The air was heavy with black, acrid smoke. Corinthe’s eyes stung, and she pulled the neck of her shirt up over her mouth. The smoke burned her lungs, made her cough uncontrollably.
“What are we looking for?” Luc asked. He had the crook of his arm covering the lower half of his face and black smudges marked his skin. There was an angry-looking gash just above his wrist.
“Anomalies. Disruptions in the pattern!” she shouted. Like the clothes that stayed frozen in the wind. The tree with blue leaves. Or the river that flowed two ways …
But as they looked around, they could see no element that seemed incongruous. For a second, Corinthe thought she could make out a figure, moving beneath the grating on which they stood … but then an explosion shook the entire tower again and Luc was knocked onto his back on the narrow landing, and Corinthe focused only on him. She grabbed his hand and pulled him up, just as a thick black wire danced through the air from above, writhing like a snake, spitting sparks and lighting tiny fires across dark pools of oil.

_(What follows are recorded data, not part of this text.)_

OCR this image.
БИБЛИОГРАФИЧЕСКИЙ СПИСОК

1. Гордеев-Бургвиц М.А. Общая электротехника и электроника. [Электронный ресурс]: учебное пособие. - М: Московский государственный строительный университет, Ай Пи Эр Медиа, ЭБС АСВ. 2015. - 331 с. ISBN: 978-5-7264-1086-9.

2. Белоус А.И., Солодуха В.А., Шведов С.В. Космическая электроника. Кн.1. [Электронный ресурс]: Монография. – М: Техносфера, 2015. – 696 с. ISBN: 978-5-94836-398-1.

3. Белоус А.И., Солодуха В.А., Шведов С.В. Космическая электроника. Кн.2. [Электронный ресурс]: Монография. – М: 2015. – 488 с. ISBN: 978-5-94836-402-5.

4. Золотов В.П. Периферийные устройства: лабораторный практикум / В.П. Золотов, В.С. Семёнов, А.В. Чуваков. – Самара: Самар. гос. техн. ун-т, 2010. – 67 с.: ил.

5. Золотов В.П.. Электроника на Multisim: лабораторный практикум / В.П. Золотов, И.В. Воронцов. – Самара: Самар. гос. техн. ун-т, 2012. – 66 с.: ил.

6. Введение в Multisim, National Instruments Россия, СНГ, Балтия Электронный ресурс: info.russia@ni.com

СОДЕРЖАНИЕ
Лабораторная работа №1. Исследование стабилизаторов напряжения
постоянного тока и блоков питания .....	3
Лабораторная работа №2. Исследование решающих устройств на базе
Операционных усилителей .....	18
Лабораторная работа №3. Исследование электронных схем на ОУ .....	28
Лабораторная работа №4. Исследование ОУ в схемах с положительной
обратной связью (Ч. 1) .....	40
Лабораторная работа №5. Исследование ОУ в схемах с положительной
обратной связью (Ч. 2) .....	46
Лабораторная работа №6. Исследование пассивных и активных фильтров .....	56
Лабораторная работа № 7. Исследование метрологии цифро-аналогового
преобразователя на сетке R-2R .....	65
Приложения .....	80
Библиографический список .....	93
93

They backed up against the clock face. And that was when she saw it: the giant screw holding the hour and minute hands to the clock face did not have normal ridges—instead, the screw had a shape in its top like a keyhole.
Corinthe remembered the key Miranda had given her. “This has to be it.”
She yanked the key from around her neck, but her palms were sweating and it fell to the floor. She dove after it, groping blindly through the sparks and smoke. Her heart beat wildly, and she pushed aside the pain of metal digging into her knees and elbows. Luc yelled something she couldn’t make out over the noise.
Stay calm, Corinthe told herself. Blinking away the smoke, eyes stinging, she ran her hand blindly across the grating and felt something slip underneath her fingers. At that instant, her vision cleared. She watched the chain jerk down through the grating—quickly, violently, as if it had been pulled from down below.
Until she realized that the key was, miraculously, still clutched in her right fist. It must have become detached from the chain. She stood, her hand shaking so badly she failed the first two times she attempted to insert it into the lock. Luc put his hand over hers, steadying it. Together, they turned it.